Review: William Maxwell, SO LONG, SEE YOU TOMORROW

William Maxwell died in 2000 at the age of 91. He was a fiction editor at The New Yorker magazine from 1937 to 1977, where he published such writers as Salinger, Cheever, and Updike. He once said, ”As a writer I don't very much enjoy being edited. As an editor I tried to work so slightly on the manuscript that 10 years later the writer would read his story and not be aware that anybody was involved but him.”

His respect for the written word, his intelligence, and his meticulousness as an editor carried over into his writing. His first novel, Bright Center of Heaven, was published in 1934. It was followed by five more novels, four books of short stories, a book of essays, and a memoir. His final novel, So Long, See You Tomorrow was published in 1980, and it’s a book that could easily consume a semester of study.

So Long, See You Tomorrow is poetic in its spare, efficient, and fine use of language. And its subject, a murder-suicide in a rural mid-west town, is gripping. But it’s the intricate structure of this novel that fascinates.

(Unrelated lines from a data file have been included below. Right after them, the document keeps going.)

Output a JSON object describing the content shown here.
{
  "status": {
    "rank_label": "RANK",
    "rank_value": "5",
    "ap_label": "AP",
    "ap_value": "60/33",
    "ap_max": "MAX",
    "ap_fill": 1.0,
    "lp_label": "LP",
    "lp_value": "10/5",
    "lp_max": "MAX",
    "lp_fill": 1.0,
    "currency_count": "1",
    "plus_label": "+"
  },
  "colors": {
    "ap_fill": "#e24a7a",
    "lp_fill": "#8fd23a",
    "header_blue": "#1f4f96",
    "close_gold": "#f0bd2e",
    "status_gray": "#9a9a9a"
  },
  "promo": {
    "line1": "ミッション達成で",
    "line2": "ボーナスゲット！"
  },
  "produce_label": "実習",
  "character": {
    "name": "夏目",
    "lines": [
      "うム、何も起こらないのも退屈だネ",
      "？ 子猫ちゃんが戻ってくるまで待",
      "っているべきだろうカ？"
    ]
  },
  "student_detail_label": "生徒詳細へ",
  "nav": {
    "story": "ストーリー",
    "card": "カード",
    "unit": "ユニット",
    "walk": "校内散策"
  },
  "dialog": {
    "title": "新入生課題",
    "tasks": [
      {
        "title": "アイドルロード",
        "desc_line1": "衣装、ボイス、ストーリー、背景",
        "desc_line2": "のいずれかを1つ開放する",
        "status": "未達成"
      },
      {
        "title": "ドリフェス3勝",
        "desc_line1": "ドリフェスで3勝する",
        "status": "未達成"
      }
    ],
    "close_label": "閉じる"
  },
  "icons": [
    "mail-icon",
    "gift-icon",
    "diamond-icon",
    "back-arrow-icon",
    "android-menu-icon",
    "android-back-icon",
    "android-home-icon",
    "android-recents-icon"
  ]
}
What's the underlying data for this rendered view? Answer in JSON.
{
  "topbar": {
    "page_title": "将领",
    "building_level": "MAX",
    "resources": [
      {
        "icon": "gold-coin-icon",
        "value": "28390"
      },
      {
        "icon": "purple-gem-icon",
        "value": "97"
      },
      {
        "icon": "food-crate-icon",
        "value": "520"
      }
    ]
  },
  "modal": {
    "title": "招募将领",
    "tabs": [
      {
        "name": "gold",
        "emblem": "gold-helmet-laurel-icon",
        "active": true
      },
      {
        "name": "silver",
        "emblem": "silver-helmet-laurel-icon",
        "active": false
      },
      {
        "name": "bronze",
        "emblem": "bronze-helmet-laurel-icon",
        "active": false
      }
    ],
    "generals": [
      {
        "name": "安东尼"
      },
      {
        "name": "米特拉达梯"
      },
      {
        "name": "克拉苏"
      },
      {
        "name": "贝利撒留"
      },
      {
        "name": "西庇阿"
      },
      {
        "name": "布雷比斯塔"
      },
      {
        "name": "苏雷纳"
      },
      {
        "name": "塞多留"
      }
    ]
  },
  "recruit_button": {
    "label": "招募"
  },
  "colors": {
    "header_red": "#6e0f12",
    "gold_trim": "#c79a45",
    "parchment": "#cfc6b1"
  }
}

Maxwell has his narrator tell the reader early on that although the horrible event at the center of the novel actually occurred, he wasn’t there. He heard about it only after it was over. But he will imagine the events that led up to it, will imagine the event itself, and imagine the events that followed. It’s a unique approach. “I’m going to tell you a story,” the character says, “and I’m going to make it up.” It’s what we writers do. We ‘make it up.’ But we don’t often announce it. Maxwell does, and then he proceeds to weave a tale of such complexity and authenticity, the fact that it’s based on little more than imagination falls away, and the characters he creates come into existence, and the events he portrays become as real as your own.

There are multiple stories in this novel. The sensational story that hit the newspapers and changed so many lives, yes, but also the less lurid, but equally potent events that touch all lives…death, divorce, accident, the loss of innocence. All are tied together in the arbitrary nature of their occurrence, their unfairness, and the way the events, once set in motion, stay in motion much longer than could ever be anticipated, with affects that last too long and take an inordinate toll on those even marginally close enough to feel the currents they launch.

“So long, see you tomorrow” – something we utter in such an off-handed way, assuming tomorrow will be just as today. But what if it’s not? What if it’s as different and unexpected and awful from today as we can imagine?

So Long, See You Tomorrow is a wonderful, deep, thought-provoking novel. A book for readers to ponder and read again. A book for writers to learn from.